Ich habe mir alles von Captain Fledermaus reingezogen (Hörspielkassetten, Stickeralbum, Kinofilme). Für die Millenials unter den Lesenden. Kassetten sind dünne Tonbänder aus elektro-magnetischen Streifen auf denen man meist Musik, aber auch Hörspiele hören könnte. Also Podcasts für richtig alte Menschen, wie mich.
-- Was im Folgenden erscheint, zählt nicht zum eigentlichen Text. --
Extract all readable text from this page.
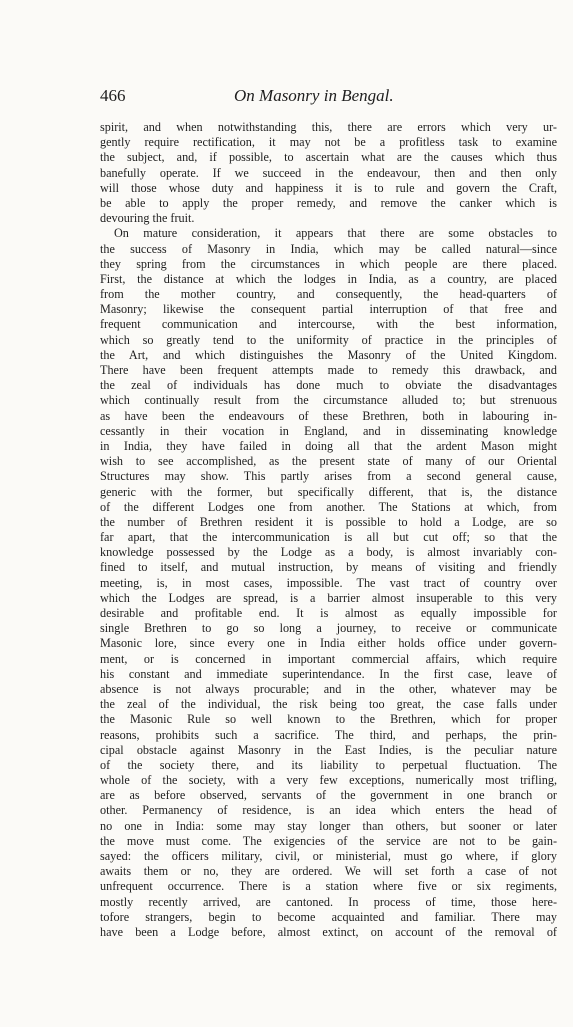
466	On Masonry in Bengal.
spirit, and when notwithstanding this, there are errors which very ur-
gently require rectification, it may not be a profitless task to examine
the subject, and, if possible, to ascertain what are the causes which thus
banefully operate. If we succeed in the endeavour, then and then only
will those whose duty and happiness it is to rule and govern the Craft,
be able to apply the proper remedy, and remove the canker which is
devouring the fruit.
On mature consideration, it appears that there are some obstacles to
the success of Masonry in India, which may be called natural—since
they spring from the circumstances in which people are there placed.
First, the distance at which the lodges in India, as a country, are placed
from the mother country, and consequently, the head-quarters of
Masonry; likewise the consequent partial interruption of that free and
frequent communication and intercourse, with the best information,
which so greatly tend to the uniformity of practice in the principles of
the Art, and which distinguishes the Masonry of the United Kingdom.
There have been frequent attempts made to remedy this drawback, and
the zeal of individuals has done much to obviate the disadvantages
which continually result from the circumstance alluded to; but strenuous
as have been the endeavours of these Brethren, both in labouring in-
cessantly in their vocation in England, and in disseminating knowledge
in India, they have failed in doing all that the ardent Mason might
wish to see accomplished, as the present state of many of our Oriental
Structures may show. This partly arises from a second general cause,
generic with the former, but specifically different, that is, the distance
of the different Lodges one from another. The Stations at which, from
the number of Brethren resident it is possible to hold a Lodge, are so
far apart, that the intercommunication is all but cut off; so that the
knowledge possessed by the Lodge as a body, is almost invariably con-
fined to itself, and mutual instruction, by means of visiting and friendly
meeting, is, in most cases, impossible. The vast tract of country over
which the Lodges are spread, is a barrier almost insuperable to this very
desirable and profitable end. It is almost as equally impossible for
single Brethren to go so long a journey, to receive or communicate
Masonic lore, since every one in India either holds office under govern-
ment, or is concerned in important commercial affairs, which require
his constant and immediate superintendance. In the first case, leave of
absence is not always procurable; and in the other, whatever may be
the zeal of the individual, the risk being too great, the case falls under
the Masonic Rule so well known to the Brethren, which for proper
reasons, prohibits such a sacrifice. The third, and perhaps, the prin-
cipal obstacle against Masonry in the East Indies, is the peculiar nature
of the society there, and its liability to perpetual fluctuation. The
whole of the society, with a very few exceptions, numerically most trifling,
are as before observed, servants of the government in one branch or
other. Permanency of residence, is an idea which enters the head of
no one in India: some may stay longer than others, but sooner or later
the move must come. The exigencies of the service are not to be gain-
sayed: the officers military, civil, or ministerial, must go where, if glory
awaits them or no, they are ordered. We will set forth a case of not
unfrequent occurrence. There is a station where five or six regiments,
mostly recently arrived, are cantoned. In process of time, those here-
tofore strangers, begin to become acquainted and familiar. There may
have been a Lodge before, almost extinct, on account of the removal of
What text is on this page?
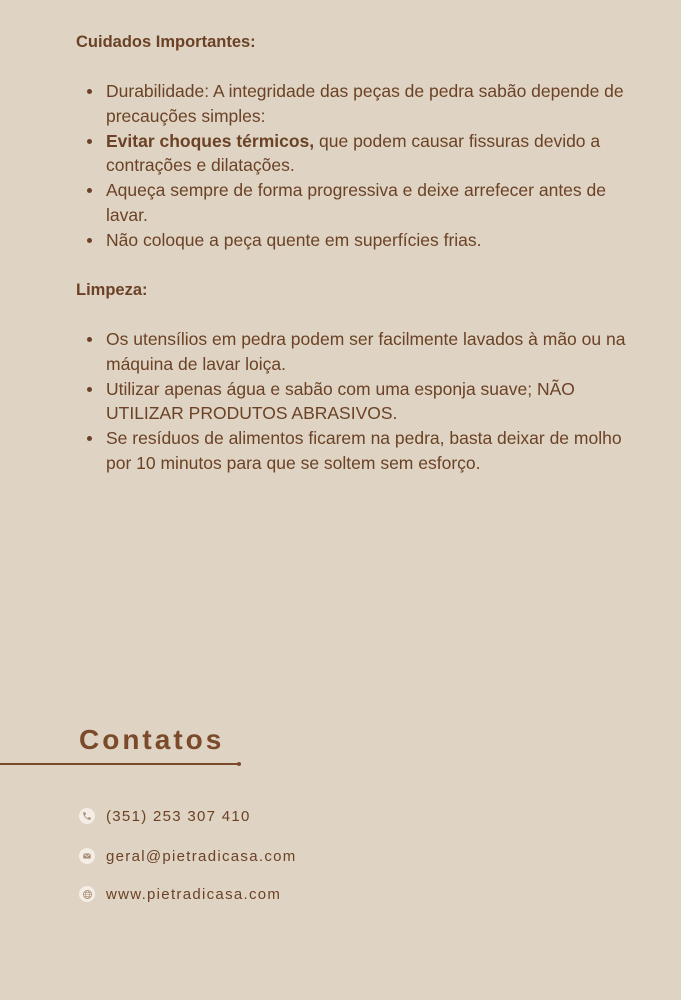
Cuidados Importantes:
Durabilidade: A integridade das peças de pedra sabão depende de precauções simples:
Evitar choques térmicos, que podem causar fissuras devido a contrações e dilatações.
Aqueça sempre de forma progressiva e deixe arrefecer antes de lavar.
Não coloque a peça quente em superfícies frias.
Limpeza:
Os utensílios em pedra podem ser facilmente lavados à mão ou na máquina de lavar loiça.
Utilizar apenas água e sabão com uma esponja suave; NÃO UTILIZAR PRODUTOS ABRASIVOS.
Se resíduos de alimentos ficarem na pedra, basta deixar de molho por 10 minutos para que se soltem sem esforço.
Contatos
(351) 253 307 410
geral@pietradicasa.com
www.pietradicasa.com
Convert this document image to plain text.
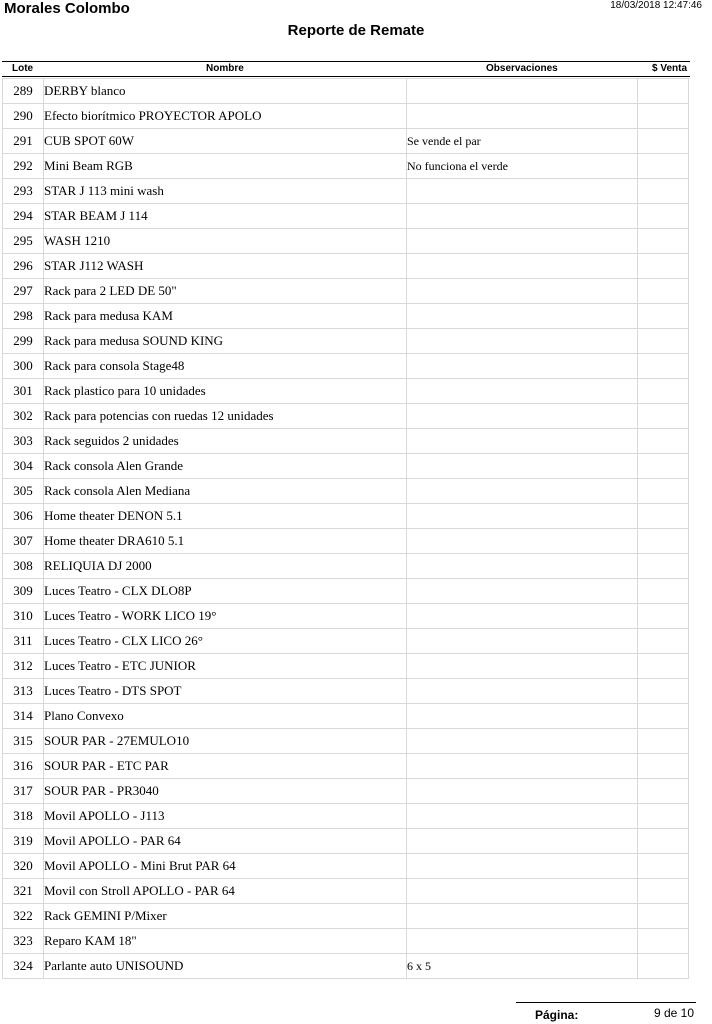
Morales Colombo	18/03/2018 12:47:46
Reporte de Remate
Lote	Nombre	Observaciones	$ Venta
289	DERBY blanco		
290	Efecto biorítmico PROYECTOR APOLO		
291	CUB SPOT 60W	Se vende el par	
292	Mini Beam RGB	No funciona el verde	
293	STAR J 113 mini wash		
294	STAR BEAM J 114		
295	WASH 1210		
296	STAR J112 WASH		
297	Rack para 2 LED DE 50"		
298	Rack para medusa KAM		
299	Rack para medusa SOUND KING		
300	Rack para consola Stage48		
301	Rack plastico para 10 unidades		
302	Rack para potencias con ruedas 12 unidades		
303	Rack seguidos 2 unidades		
304	Rack consola Alen Grande		
305	Rack consola Alen Mediana		
306	Home theater DENON 5.1		
307	Home theater DRA610 5.1		
308	RELIQUIA DJ 2000		
309	Luces Teatro - CLX DLO8P		
310	Luces Teatro - WORK LICO 19°		
311	Luces Teatro - CLX LICO 26°		
312	Luces Teatro - ETC JUNIOR		
313	Luces Teatro - DTS SPOT		
314	Plano Convexo		
315	SOUR PAR - 27EMULO10		
316	SOUR PAR - ETC PAR		
317	SOUR PAR - PR3040		
318	Movil APOLLO - J113		
319	Movil APOLLO - PAR 64		
320	Movil APOLLO - Mini Brut PAR 64		
321	Movil con Stroll APOLLO - PAR 64		
322	Rack GEMINI P/Mixer		
323	Reparo KAM 18"		
324	Parlante auto UNISOUND	6 x 5	
Página:	9 de 10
Die Tim Burton Version des Batmans der 90er ist heute noch mein absoluter Favorit. Klar, es gab dann auch die Schrott-Varianten mit Jim Carrey als Riddler und Governor Arnie als Eiskastentyp, aber hey: Es waren die 90er. Techno und Boybands hypten sich auch um die Welt. Die Christopher Nolan Batman-Reihe wird sowieso später mal Kultstatus genießen. All diese Filme waren ehrlich. Und in gewisser Weise reduziert auf das Wesentliche. Superheld bekämpft Bösewicht(e) und ein bisschen Liebe hinzugewürzt.

*Auskotzmodus an*
Aber was soll dieses Crossover jetzt? Batman vs Superman? Ich mag Ben Affleck, ich mag ihn auch als Batman. Da kann man nicht meckern. Er macht zwar ein bisschen viel auf Clooney, aber das ist vertretbar. Dieser ausdruckslose Superman aber nervt gewaltig. Super-Lulu möchte ich fast sagen. Da tut er so heroisch und wird vergöttert, sodass alle Angst haben vor dem Man of Steel und dann wird er da so dilettantisch hingestellt.

Handlung vs. Monster

Und dann haben wir noch die, meiner naiven, vielleicht dummen Meinung nach, Handlung. Ich will eigentlich gar nicht Handlung sagen. Nennen wir es, Aneinanderreihung von Rotz. Da wird irgendwie mit Gewalt versucht die geniale Boshaftigkeit von Lex Luthor reinzubringen, den Gerechtigkeitssinn von Batman, den kleinen Superboy ein bisschen zu tadeln, ein bisschen Lois Lane Liebe (wie schlecht und hilflos ist Amy Smart eigentlich in dieser Rolle), ein bisschen Mama Herzschmerz, die großartige Wonderwoman wird auch noch reingezwickt und zwischendurch mal der groß angekündigte Superhelden Fight (LOL, wie lahm). Und dann, als ob man sich nicht eh schon lieber die Zehennägel ziehen möchte, wächst noch so ein Super-Krypton-Monster, welches bekämpft werden muss.

Damit komme ich einfach nicht klar. Als hätten die Macher des Films zu viel reinpacken wollen in einen Koffer, der allerhöchstens saubere Hemden verträgt. Hier sind aber 150 Kilo schmutzige Schlüpfer in ebenso viele Minuten gepackt worden und das stinkt gewaltig. Leute, weniger ist mehr! Damit hat mir Hollywood schon die Avengers und das Marvel Universum kaputt gemacht und jetzt auch noch DC. Einzig Supermans Tod hat mir kurz ein Lächeln ins Gesicht gezaubert, aber auch wieder wütend gemacht. Wegen fliegender Erde und so.